No one seems to know how many Americans live in Canada. Estimates vary from 900,000 to 2 million full- and part-time residents: The 2011 census says that 372,575 people claim American "ancestry".

Whatever the exact number, in a tight election they could tip the balance in key battleground states (Massachusetts is not one of them -- it has a 99.6% probability of going to the Democrats according to Nate Silver's FiveThirtyEight survey.

Why do Americans outside of the U.S. get to vote forever from wherever?

Or more to the point, why isn't this true for the estimated one million Canadians living abroad?

For the Americans, it comes down to a couple of things. One is a founding principle upon which the American Revolution was fought -- "no taxation without representation." Americans are meant to file tax returns with the IRS each year, no matter how long they have been away.

The second is the Bill of Rights and the amendments to the Constitution, including the 14th amendment, with its so-called "equal protection" clause.

This means I can vote from my last legal address -- my mother's home at 15 South Village Green in Ipswich -- forever, despite the fact that my mother passed away in 2004 and the house passed out of family hands in 2005.

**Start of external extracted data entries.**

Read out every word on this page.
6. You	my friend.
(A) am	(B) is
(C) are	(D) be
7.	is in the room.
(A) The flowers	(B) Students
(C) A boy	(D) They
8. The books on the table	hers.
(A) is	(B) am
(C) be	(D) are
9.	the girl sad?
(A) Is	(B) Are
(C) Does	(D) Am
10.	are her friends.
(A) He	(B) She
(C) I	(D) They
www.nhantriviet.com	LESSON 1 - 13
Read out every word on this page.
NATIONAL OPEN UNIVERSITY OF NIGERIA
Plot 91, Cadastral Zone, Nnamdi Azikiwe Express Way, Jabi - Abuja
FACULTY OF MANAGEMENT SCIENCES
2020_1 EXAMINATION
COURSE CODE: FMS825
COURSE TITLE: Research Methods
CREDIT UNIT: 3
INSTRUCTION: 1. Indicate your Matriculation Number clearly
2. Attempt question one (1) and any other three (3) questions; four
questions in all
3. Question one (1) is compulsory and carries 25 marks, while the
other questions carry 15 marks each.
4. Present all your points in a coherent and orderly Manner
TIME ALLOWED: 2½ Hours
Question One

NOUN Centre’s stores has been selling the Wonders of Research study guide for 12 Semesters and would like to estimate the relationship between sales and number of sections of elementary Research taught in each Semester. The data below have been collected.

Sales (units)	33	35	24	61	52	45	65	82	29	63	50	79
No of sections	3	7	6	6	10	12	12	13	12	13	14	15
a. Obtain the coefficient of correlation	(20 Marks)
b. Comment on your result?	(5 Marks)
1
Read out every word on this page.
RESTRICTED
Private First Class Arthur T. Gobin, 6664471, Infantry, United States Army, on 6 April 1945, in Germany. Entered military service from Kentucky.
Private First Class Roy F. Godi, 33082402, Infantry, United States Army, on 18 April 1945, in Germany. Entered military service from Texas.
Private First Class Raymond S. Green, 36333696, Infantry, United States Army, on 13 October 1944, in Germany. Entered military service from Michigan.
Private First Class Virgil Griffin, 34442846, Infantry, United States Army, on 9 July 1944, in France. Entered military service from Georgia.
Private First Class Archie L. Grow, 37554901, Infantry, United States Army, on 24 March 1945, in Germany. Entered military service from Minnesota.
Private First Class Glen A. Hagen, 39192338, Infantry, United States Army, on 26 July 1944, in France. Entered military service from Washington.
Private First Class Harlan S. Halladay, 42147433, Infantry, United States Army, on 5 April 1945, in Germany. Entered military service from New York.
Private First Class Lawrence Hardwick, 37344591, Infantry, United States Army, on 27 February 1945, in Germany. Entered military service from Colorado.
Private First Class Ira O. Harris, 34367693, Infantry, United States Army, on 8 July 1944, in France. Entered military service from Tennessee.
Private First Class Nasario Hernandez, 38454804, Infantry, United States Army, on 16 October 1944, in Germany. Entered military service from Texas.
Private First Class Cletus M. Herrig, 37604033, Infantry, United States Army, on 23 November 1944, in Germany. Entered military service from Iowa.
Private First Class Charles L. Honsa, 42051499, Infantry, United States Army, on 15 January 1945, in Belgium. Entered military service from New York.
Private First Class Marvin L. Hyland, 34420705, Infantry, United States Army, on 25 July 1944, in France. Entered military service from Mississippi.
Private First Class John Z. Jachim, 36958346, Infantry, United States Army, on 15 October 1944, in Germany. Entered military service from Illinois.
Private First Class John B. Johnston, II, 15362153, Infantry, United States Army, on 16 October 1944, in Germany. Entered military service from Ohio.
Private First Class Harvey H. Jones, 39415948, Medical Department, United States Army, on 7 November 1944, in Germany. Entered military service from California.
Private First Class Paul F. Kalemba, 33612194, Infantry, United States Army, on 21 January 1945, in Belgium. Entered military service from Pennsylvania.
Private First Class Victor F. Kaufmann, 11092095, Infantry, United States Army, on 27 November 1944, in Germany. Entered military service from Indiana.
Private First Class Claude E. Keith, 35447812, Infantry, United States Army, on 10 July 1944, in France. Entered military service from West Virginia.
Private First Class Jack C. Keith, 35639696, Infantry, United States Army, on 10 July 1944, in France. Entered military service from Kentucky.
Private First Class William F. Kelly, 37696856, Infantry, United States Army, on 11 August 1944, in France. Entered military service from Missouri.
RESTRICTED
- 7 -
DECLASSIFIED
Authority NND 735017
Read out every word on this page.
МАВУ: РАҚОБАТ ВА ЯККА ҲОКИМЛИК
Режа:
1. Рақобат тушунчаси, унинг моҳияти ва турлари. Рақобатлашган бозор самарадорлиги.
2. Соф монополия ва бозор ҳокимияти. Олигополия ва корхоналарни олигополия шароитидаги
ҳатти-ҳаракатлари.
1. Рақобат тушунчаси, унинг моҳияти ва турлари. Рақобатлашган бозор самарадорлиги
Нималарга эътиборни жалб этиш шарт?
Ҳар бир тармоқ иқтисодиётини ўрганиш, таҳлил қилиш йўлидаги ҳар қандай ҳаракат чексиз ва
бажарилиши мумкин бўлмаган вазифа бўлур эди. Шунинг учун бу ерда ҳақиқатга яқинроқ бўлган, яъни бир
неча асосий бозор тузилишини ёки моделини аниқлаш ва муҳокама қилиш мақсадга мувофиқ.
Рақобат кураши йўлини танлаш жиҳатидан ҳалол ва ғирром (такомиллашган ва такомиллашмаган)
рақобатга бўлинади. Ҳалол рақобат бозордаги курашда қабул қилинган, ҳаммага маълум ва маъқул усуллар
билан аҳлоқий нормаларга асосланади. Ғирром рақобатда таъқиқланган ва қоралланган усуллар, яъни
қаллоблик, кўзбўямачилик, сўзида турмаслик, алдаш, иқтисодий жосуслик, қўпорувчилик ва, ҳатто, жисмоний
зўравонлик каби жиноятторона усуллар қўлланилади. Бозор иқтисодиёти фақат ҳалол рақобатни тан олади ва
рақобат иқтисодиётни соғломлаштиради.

Under current Canadian law, the last time I could have voted was 1991. That's because if you are out of Canada for more than five years, you're barred from voting. (The tax situation for Canadians living and working abroad is less absolute than for Americans, but taxes or no taxes, it is five years.)

This five year cut-off seems to fly in the face of the Charter of Rights and Freedoms, which states: "Every citizen of Canada has the right to vote in an election of members of the House of Commons or of a legislative assembly and to be qualified for membership therein."

However, by a split 2-1 vote, in 2015 the Ontario Court of Appeals reaffirmed the five-year limit, overturning a 2014 Ontario Supreme Court decision that would have dropped the requirement.

The Appeals Court reasoned that allowing non-residents to vote would be unfair, as it would give ex-pats the right to affect the lives of people actually living in Canada "with no practical consequences for their own daily lives."

For those that find this all a bit arbitrary - or just think Canadians should at least have the same rights as Americans (without all that messy tax stuff), there is hope.

The Ontario decision has been appealed to the Supreme Court of Canada. We could have a definitive answer during the Court's current term.

And so for whom did I vote in the U.S. election? Let's just say I enjoy telling my American friends -- of whatever political persuasion -- that I wrote in the name of Justin Trudeau. After all, he has better hair than Donald, and, unlike Hillary, has never to my knowledge been paid to speak by Goldman Sachs.

(Robert Waite didn't really write in Justin Trudeau. Nor did he vote for Hillary or Donald. But he did vote.)